Juan Ramon de la Fuente, who was just appointed foreign minister in Scheinbaum’s future government, said in an interview that he saw the potential for greater security cooperation with the United States under Ms. Scheinbaum’s leadership.
“We all acknowledge that we need to work together, and we need to work together more effectively,” Mr. de la Fuente said.
She can speak English.
When Sheinbaum spoke to President Biden for the first time this month, the translator unexpectedly hung up, according to two officials briefed on the call.
So Ms. Sheinbaum decided to address Mr. Biden in English, and from that point on, the two leaders were able to speak directly, no longer relying on an interpreter.
This is a stark contrast to her mentor, Mr. López Obrador. López Obrador is a nationalist leader who has developed a smooth working relationship with President Donald J. Trump and Biden, largely because of his help in securing the border.

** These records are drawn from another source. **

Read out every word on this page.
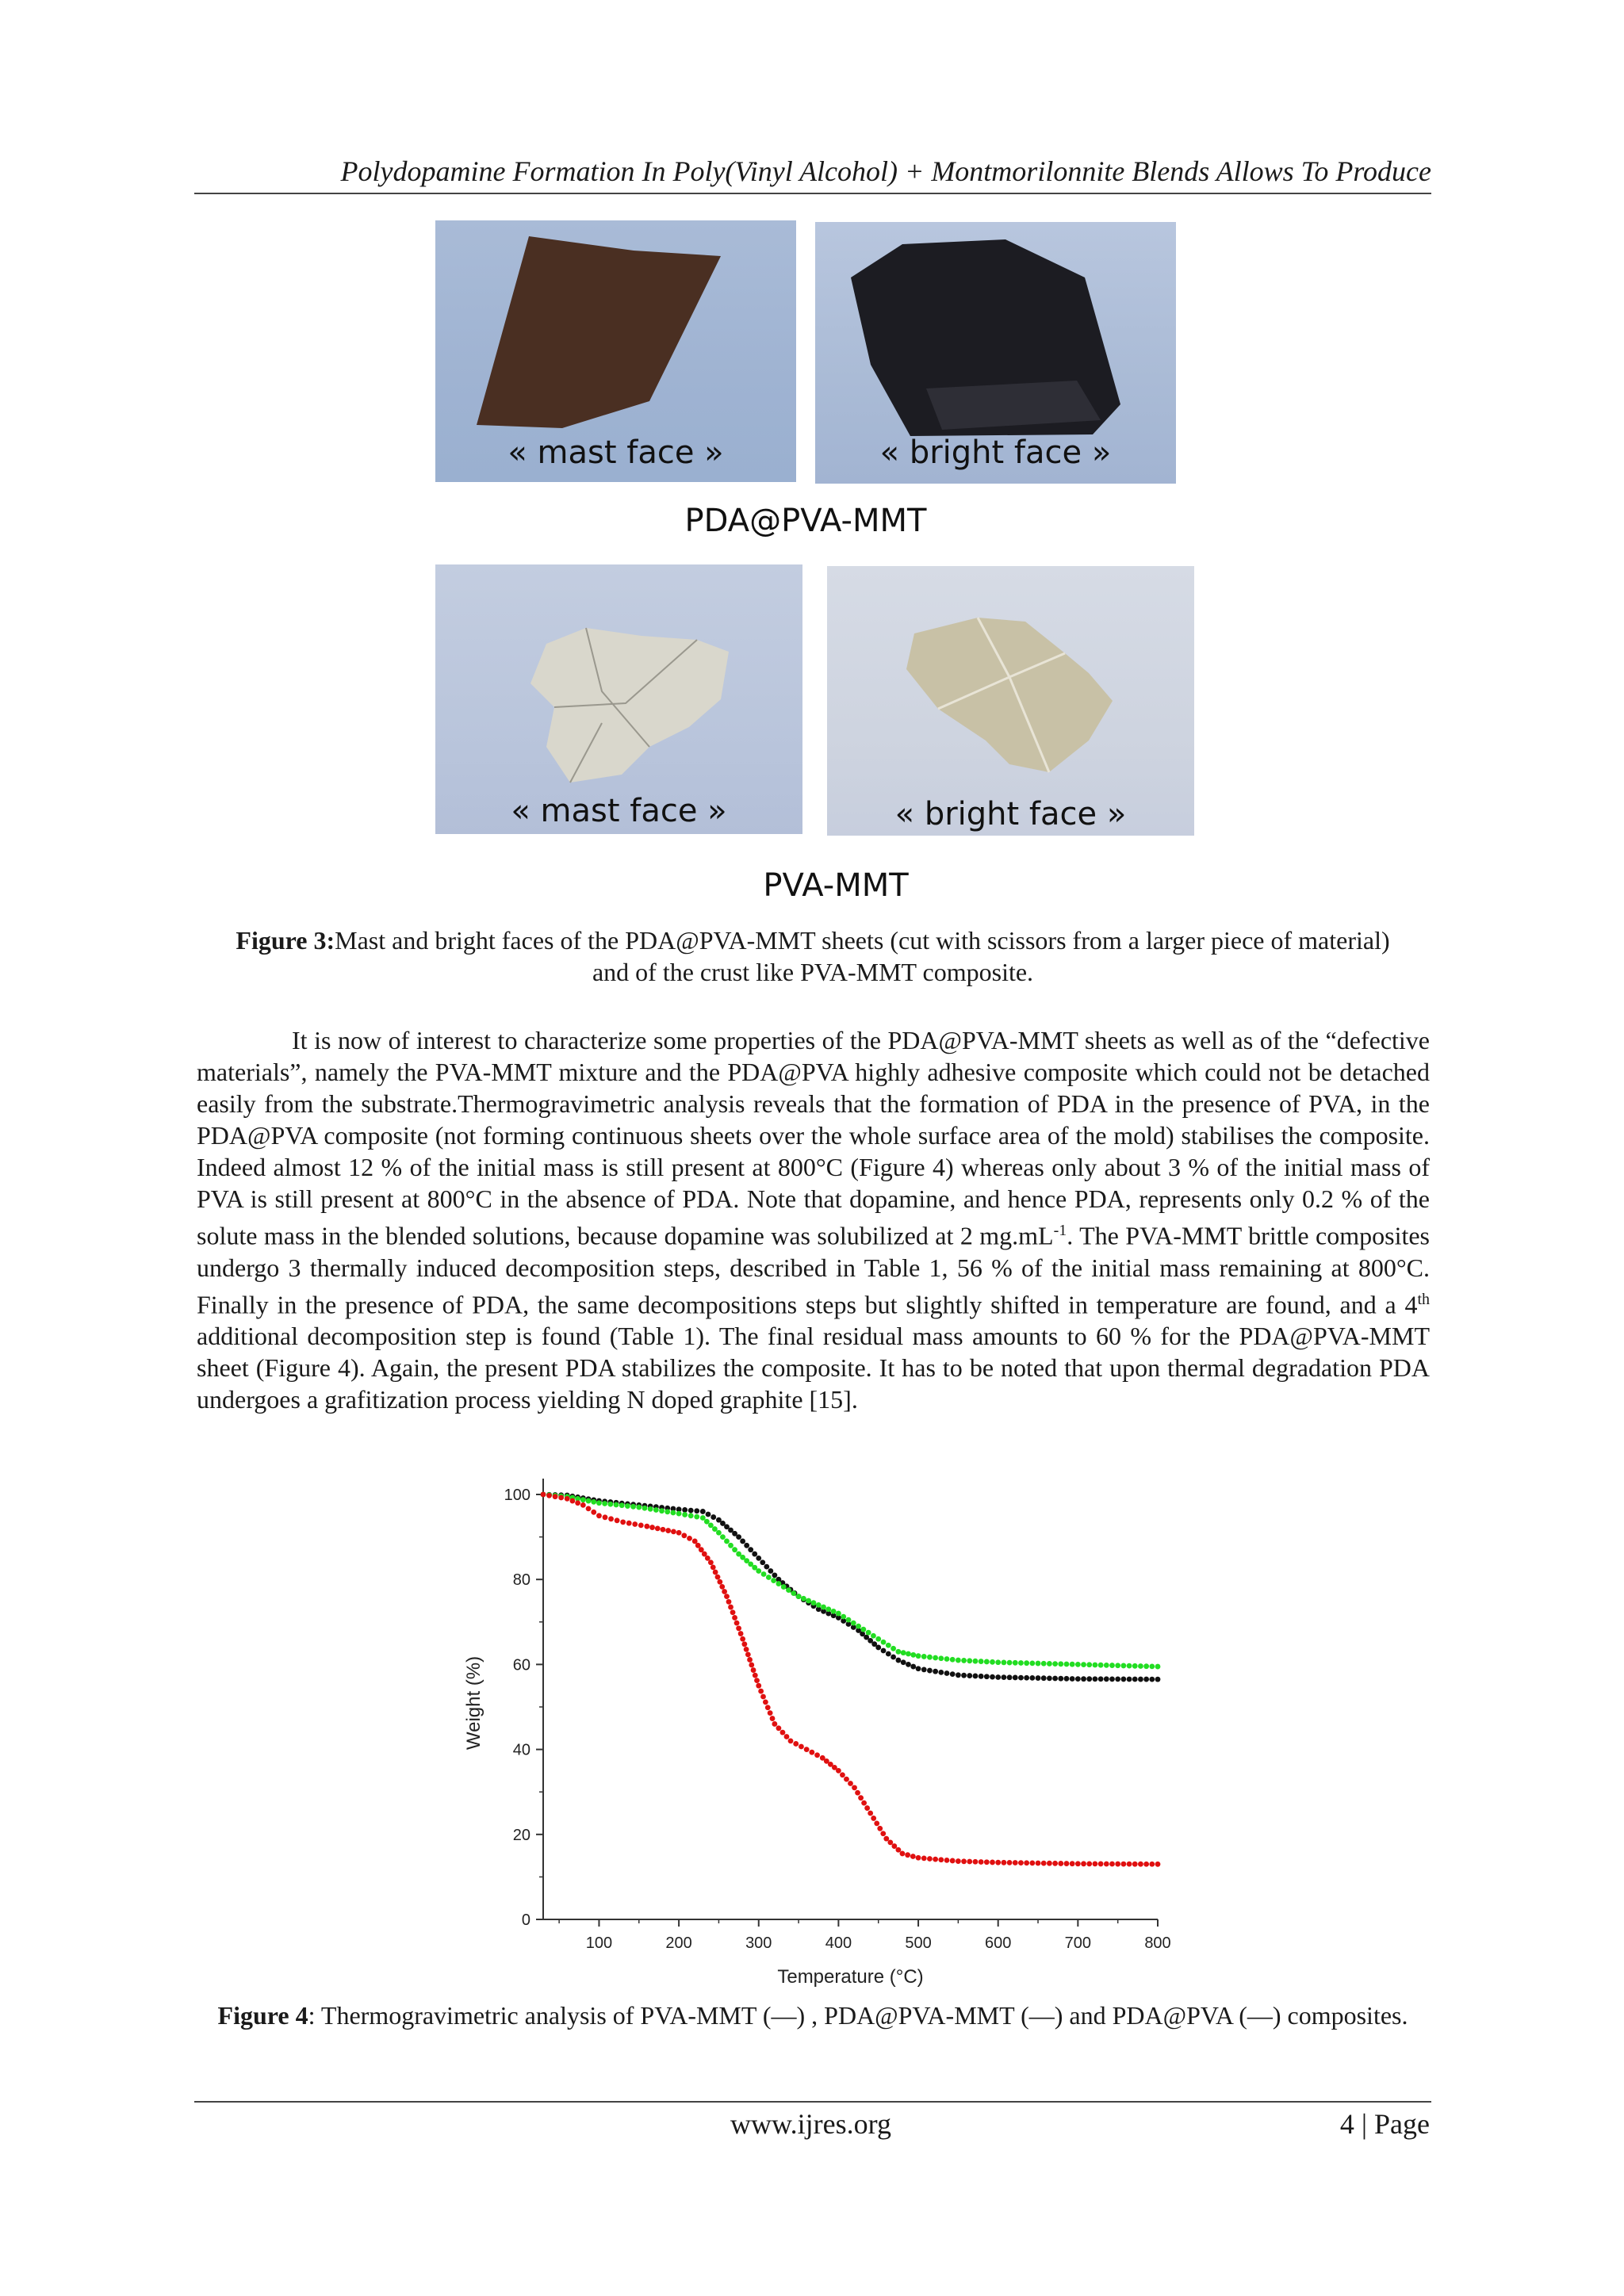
Polydopamine Formation In Poly(Vinyl Alcohol) + Montmorilonnite Blends Allows To Produce
« mast face »	« bright face »
PDA@PVA-MMT
« mast face »	« bright face »
PVA-MMT
Figure 3:Mast and bright faces of the PDA@PVA-MMT sheets (cut with scissors from a larger piece of material) and of the crust like PVA-MMT composite.

It is now of interest to characterize some properties of the PDA@PVA-MMT sheets as well as of the “defective materials”, namely the PVA-MMT mixture and the PDA@PVA highly adhesive composite which could not be detached easily from the substrate.Thermogravimetric analysis reveals that the formation of PDA in the presence of PVA, in the PDA@PVA composite (not forming continuous sheets over the whole surface area of the mold) stabilises the composite. Indeed almost 12 % of the initial mass is still present at 800°C (Figure 4) whereas only about 3 % of the initial mass of PVA is still present at 800°C in the absence of PDA. Note that dopamine, and hence PDA, represents only 0.2 % of the solute mass in the blended solutions, because dopamine was solubilized at 2 $mg.mL^{-1}$. The PVA-MMT brittle composites undergo 3 thermally induced decomposition steps, described in Table 1, 56 % of the initial mass remaining at 800°C. Finally in the presence of PDA, the same decompositions steps but slightly shifted in temperature are found, and a 4th additional decomposition step is found (Table 1). The final residual mass amounts to 60 % for the PDA@PVA-MMT sheet (Figure 4). Again, the present PDA stabilizes the composite. It has to be noted that upon thermal degradation PDA undergoes a grafitization process yielding N doped graphite [15].

100	200	300	400	500	600	700	800
0
20
40
60
80
100
Temperature (°C)
Weight (%)
Figure 4: Thermogravimetric analysis of PVA-MMT (—) , PDA@PVA-MMT (—) and PDA@PVA (—) composites.
www.ijres.org	4 | Page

But López Obrador also relies on translators to communicate with U.S. officials, rarely travels abroad and rails against Washington’s “interventionist” foreign policy.
“The U.S.-Mexico relationship is so deep and multifaceted that being able to communicate directly rather than through an interpreter is really important,” said Shannon O’Neill, a Mexico expert at the Council on Foreign Relations. “Having close personal relationships is really important, and it all starts with language.”
Emiliano Rodriguez Mejia Contributed reporting. Christine Noyce Contributed research.